CE QUI S’EST PASSE EN 2011
INTRODUCTION
Dans la vague d‟émeutes, de soulèvements qui ont frappé les pays arabes depuis décembre
2010, l‟Égypte est arrivée en deuxième position sur la scène, après la Tunisie, mais avec des
différences extraordinaires pas seulement à cause de la taille du pays et de son importance
géopolitique, pas seulement à cause du nombre de morts (864) et de blessés (environ 9 000), pas
seulement à cause d‟un arrière-plan économique et d‟un développement capitaliste différents mais
parce que les deux principaux acteurs du changement de régime n‟ont pas été les mêmes. En
Égypte, c‟est un compromis social entre l‟armée et les Frères musulmans, apparu rapidement
(mais pas au commencement du mouvement), qui a donné le tempo des événements.
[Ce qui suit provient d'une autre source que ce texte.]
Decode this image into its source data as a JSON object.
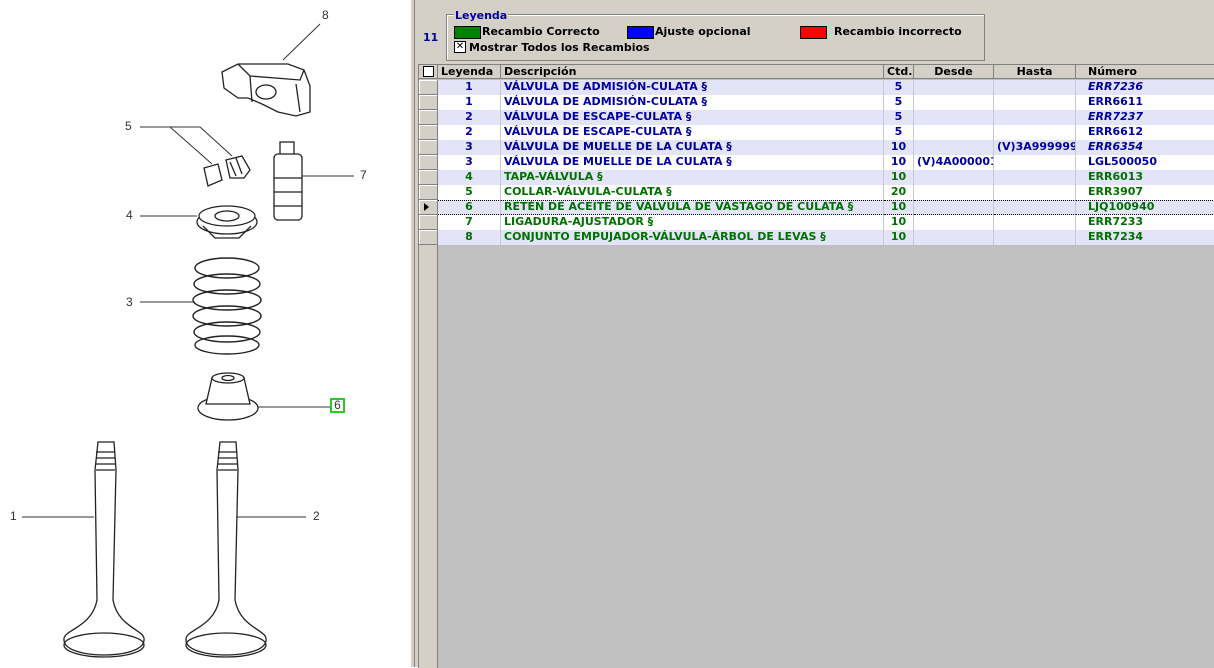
{
  "diagram": {
    "callouts": [
      "1",
      "2",
      "3",
      "4",
      "5",
      "6",
      "7",
      "8"
    ],
    "highlighted": "6"
  },
  "topbar": {
    "item_count": "11",
    "legend": {
      "title": "Leyenda",
      "items": [
        {
          "label": "Recambio Correcto",
          "color": "#008000"
        },
        {
          "label": "Ajuste opcional",
          "color": "#0000ff"
        },
        {
          "label": "Recambio incorrecto",
          "color": "#ff0000"
        }
      ],
      "show_all_label": "Mostrar Todos los Recambios",
      "show_all_checked": true,
      "check_mark": "✕"
    }
  },
  "grid": {
    "columns": [
      "Leyenda",
      "Descripción",
      "Ctd.",
      "Desde",
      "Hasta",
      "Número"
    ],
    "header_checkbox": false,
    "rows": [
      {
        "leyenda": "1",
        "desc": "VÁLVULA DE ADMISIÓN-CULATA §",
        "ctd": "5",
        "desde": "",
        "hasta": "",
        "numero": "ERR7236",
        "numero_italic": true,
        "color": "blue",
        "shade": true
      },
      {
        "leyenda": "1",
        "desc": "VÁLVULA DE ADMISIÓN-CULATA §",
        "ctd": "5",
        "desde": "",
        "hasta": "",
        "numero": "ERR6611",
        "numero_italic": false,
        "color": "blue",
        "shade": false
      },
      {
        "leyenda": "2",
        "desc": "VÁLVULA DE ESCAPE-CULATA §",
        "ctd": "5",
        "desde": "",
        "hasta": "",
        "numero": "ERR7237",
        "numero_italic": true,
        "color": "blue",
        "shade": true
      },
      {
        "leyenda": "2",
        "desc": "VÁLVULA DE ESCAPE-CULATA §",
        "ctd": "5",
        "desde": "",
        "hasta": "",
        "numero": "ERR6612",
        "numero_italic": false,
        "color": "blue",
        "shade": false
      },
      {
        "leyenda": "3",
        "desc": "VÁLVULA DE MUELLE DE LA CULATA §",
        "ctd": "10",
        "desde": "",
        "hasta": "(V)3A999999",
        "numero": "ERR6354",
        "numero_italic": true,
        "color": "blue",
        "shade": true
      },
      {
        "leyenda": "3",
        "desc": "VÁLVULA DE MUELLE DE LA CULATA §",
        "ctd": "10",
        "desde": "(V)4A000001",
        "hasta": "",
        "numero": "LGL500050",
        "numero_italic": false,
        "color": "blue",
        "shade": false
      },
      {
        "leyenda": "4",
        "desc": "TAPA-VÁLVULA §",
        "ctd": "10",
        "desde": "",
        "hasta": "",
        "numero": "ERR6013",
        "numero_italic": false,
        "color": "green",
        "shade": true
      },
      {
        "leyenda": "5",
        "desc": "COLLAR-VÁLVULA-CULATA §",
        "ctd": "20",
        "desde": "",
        "hasta": "",
        "numero": "ERR3907",
        "numero_italic": false,
        "color": "green",
        "shade": false
      },
      {
        "leyenda": "6",
        "desc": "RETÉN DE ACEITE DE VÁLVULA DE VÁSTAGO DE CULATA §",
        "ctd": "10",
        "desde": "",
        "hasta": "",
        "numero": "LJQ100940",
        "numero_italic": false,
        "color": "green",
        "shade": true,
        "current": true
      },
      {
        "leyenda": "7",
        "desc": "LIGADURA-AJUSTADOR §",
        "ctd": "10",
        "desde": "",
        "hasta": "",
        "numero": "ERR7233",
        "numero_italic": false,
        "color": "green",
        "shade": false
      },
      {
        "leyenda": "8",
        "desc": "CONJUNTO EMPUJADOR-VÁLVULA-ÁRBOL DE LEVAS §",
        "ctd": "10",
        "desde": "",
        "hasta": "",
        "numero": "ERR7234",
        "numero_italic": false,
        "color": "green",
        "shade": true
      }
    ]
  }
}
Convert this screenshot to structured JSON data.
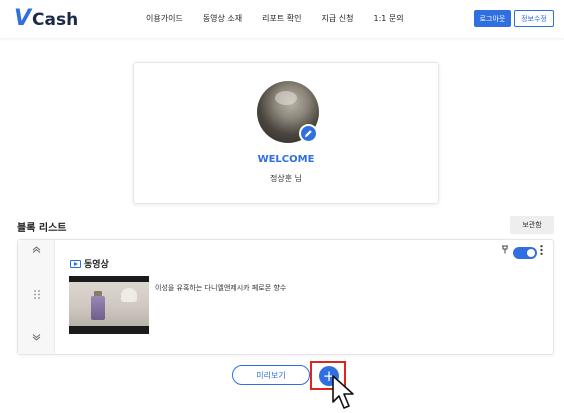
{
  "header": {
    "logo_v": "V",
    "logo_rest": "Cash",
    "nav": [
      "이용가이드",
      "동영상 소재",
      "리포트 확인",
      "지급 신청",
      "1:1 문의"
    ],
    "logout_label": "로그아웃",
    "info_label": "정보수정"
  },
  "profile": {
    "welcome": "WELCOME",
    "username": "정상훈 님"
  },
  "blocks": {
    "title": "블록 리스트",
    "storage_label": "보관함",
    "items": [
      {
        "type_label": "동영상",
        "description": "이성을 유혹하는 다니엘앤제시카 페로몬 향수",
        "enabled": true
      }
    ]
  },
  "footer": {
    "preview_label": "미리보기",
    "add_label": "+"
  },
  "colors": {
    "accent": "#2f6fe0",
    "highlight": "#e0251b"
  },
  "icons": {
    "edit": "pencil-icon",
    "video": "video-icon",
    "pin": "pin-icon",
    "more": "more-vertical-icon",
    "move_up": "chevron-up-icon",
    "move_down": "chevron-down-icon",
    "drag": "drag-handle-icon"
  }
}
Contrairement à la Tunisie, il n‟y a pas de syndicat comme l‟UGTT encore moins de
partis politiques capables de jouer un rôle. Et ce compromis fonctionne toujours, comme les
résultats du référendum sur les réformes constitutionnelles l‟ont prouvé en mars. Mais comme tout
compromis, chaque partie essaye de faire pencher le balancier en sa faveur au détriment de
l‟autre. Le 7 juillet, l‟Égypte refuse un prêt de 3 milliards de dollars du FMI, après l‟avoir
sollicité. En lieu et place, elle fait le choix d‟un prêt auprès des banques islamiques. C‟est une
claire victoire des Frères contre l‟armée, celle-ci étant en faveur d‟un prêt du FMI.
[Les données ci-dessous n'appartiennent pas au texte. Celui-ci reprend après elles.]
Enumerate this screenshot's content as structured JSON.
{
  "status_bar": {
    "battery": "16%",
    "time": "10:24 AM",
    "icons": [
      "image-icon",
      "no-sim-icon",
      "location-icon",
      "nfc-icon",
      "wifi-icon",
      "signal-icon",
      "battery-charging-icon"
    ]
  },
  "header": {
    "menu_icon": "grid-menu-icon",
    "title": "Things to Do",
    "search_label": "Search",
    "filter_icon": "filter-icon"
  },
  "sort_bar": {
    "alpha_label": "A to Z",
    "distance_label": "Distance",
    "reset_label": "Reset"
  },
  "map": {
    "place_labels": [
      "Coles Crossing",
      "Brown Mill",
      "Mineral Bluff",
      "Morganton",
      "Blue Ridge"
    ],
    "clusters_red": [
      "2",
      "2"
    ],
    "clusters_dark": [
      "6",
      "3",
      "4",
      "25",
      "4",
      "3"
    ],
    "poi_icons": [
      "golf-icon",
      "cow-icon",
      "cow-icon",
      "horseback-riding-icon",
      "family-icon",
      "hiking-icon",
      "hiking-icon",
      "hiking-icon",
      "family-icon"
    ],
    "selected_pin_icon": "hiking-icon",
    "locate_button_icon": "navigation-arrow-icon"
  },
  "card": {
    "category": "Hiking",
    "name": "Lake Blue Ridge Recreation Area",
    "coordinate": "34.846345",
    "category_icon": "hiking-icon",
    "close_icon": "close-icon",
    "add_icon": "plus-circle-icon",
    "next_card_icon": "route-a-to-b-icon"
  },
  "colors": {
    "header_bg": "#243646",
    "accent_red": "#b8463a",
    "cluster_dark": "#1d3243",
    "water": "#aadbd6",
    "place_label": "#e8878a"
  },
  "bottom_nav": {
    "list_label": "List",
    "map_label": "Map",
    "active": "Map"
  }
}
À l‟intérieur de cet espace réduit, le mouvement contre le régime de Moubarak et pour des
revendications démocratiques a essayé de se frayer un chemin mais, jusqu‟à maintenant, n‟a pas
été capable, tout en faisant beaucoup de tentatives, de dépasser les limites dont il souffre depuis le
début. Demeurant désespérément minoritaire, il n‟est pas capable de s‟adjoindre toutes les
couches de la société égyptienne y compris les plus pauvres des plus pauvres vivants dans les
bidonvilles du Caire sans parler des paysans pauvres représentant encore 40 % de la population.
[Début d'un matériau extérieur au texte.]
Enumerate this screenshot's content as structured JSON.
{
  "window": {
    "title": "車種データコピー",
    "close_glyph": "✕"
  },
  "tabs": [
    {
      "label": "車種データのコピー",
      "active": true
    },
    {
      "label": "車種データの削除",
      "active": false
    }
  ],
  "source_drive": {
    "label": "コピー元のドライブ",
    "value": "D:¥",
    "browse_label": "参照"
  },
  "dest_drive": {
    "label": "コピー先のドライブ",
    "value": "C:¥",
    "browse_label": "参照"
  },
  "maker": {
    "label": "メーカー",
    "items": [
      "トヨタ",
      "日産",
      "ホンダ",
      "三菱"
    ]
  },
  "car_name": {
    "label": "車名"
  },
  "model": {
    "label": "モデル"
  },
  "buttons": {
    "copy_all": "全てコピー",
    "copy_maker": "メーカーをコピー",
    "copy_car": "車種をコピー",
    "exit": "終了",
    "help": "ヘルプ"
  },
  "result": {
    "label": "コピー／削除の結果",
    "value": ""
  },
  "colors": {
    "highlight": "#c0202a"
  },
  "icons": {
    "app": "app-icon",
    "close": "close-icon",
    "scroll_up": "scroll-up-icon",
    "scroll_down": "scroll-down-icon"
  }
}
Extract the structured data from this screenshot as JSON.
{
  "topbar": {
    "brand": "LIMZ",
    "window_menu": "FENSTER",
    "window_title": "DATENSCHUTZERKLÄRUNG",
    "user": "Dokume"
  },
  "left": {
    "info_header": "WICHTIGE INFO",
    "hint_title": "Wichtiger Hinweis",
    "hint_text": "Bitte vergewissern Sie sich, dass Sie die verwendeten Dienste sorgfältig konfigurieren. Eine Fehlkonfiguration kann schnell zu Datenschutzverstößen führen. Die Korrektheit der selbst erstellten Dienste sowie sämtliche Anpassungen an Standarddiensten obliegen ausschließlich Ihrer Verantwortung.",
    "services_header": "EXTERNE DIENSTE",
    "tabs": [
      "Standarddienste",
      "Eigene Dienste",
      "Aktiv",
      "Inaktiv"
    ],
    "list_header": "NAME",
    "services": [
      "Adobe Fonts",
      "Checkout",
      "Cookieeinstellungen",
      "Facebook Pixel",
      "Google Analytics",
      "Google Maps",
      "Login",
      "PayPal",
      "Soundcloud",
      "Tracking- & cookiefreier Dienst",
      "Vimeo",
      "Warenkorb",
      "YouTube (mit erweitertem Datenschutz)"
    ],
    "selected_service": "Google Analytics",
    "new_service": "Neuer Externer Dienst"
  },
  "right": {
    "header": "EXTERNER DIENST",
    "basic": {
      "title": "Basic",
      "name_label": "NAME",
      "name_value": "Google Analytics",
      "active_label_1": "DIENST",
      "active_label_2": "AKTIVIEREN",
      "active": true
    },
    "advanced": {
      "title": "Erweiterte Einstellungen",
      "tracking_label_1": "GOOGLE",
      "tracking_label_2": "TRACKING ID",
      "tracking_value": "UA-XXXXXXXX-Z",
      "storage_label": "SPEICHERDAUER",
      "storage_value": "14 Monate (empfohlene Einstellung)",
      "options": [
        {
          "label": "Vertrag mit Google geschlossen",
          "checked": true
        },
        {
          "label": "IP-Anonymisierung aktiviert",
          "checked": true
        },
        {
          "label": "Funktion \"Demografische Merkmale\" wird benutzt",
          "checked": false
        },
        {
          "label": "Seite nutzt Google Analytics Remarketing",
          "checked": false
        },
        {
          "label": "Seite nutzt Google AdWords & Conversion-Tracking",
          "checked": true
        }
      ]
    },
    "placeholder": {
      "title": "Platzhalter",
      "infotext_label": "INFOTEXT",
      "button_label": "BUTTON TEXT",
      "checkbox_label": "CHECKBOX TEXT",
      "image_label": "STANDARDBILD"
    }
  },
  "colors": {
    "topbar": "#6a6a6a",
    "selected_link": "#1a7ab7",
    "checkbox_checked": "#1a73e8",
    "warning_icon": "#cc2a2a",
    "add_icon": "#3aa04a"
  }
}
Même dans les secteurs ouvriers du prolétariat égyptien, les exemples ne sont pas si
lumineux ou du moins pas tellement enthousiasmants sauf si l‟on reste au niveau superficiel des
« grèves », « mécontentement », « quelque chose se passe ». Evidemment le manque de données
précises et détaillées est un fardeau qui empêche de porter des jugements définitifs. Néanmoins, la
classe ouvrière tout en ayant été un poids parmi d‟autres qui a favorisé la chute de Moubarak, ne
s‟est pas manifestée par des grèves ou des agitations dans des secteurs importants comme les
usines dont l‟armée est propriétaire ou le secteur du tourisme industriel tandis que d‟autres
secteurs ont continué de s‟agiter.
L‟Égypte est importante sur la scène moyen-orientale pour des raisons tant géopolitiques
que religieuses. Les États-Unis, conscients de ce qui était arrivé en Tunisie, ont favorisé la
réforme par en haut et ont préféré voir les Frères musulmans participer à un compromis plutôt que
se figer dans une opposition, mais ils continuent d‟observer les évolutions de la situation, parce
que, dans le monde sunnite, Le Caire est en train de regagner la prééminence contre La Mecque et
l‟Arabie saoudite qui est toujours leur meilleur partenaire dans la région.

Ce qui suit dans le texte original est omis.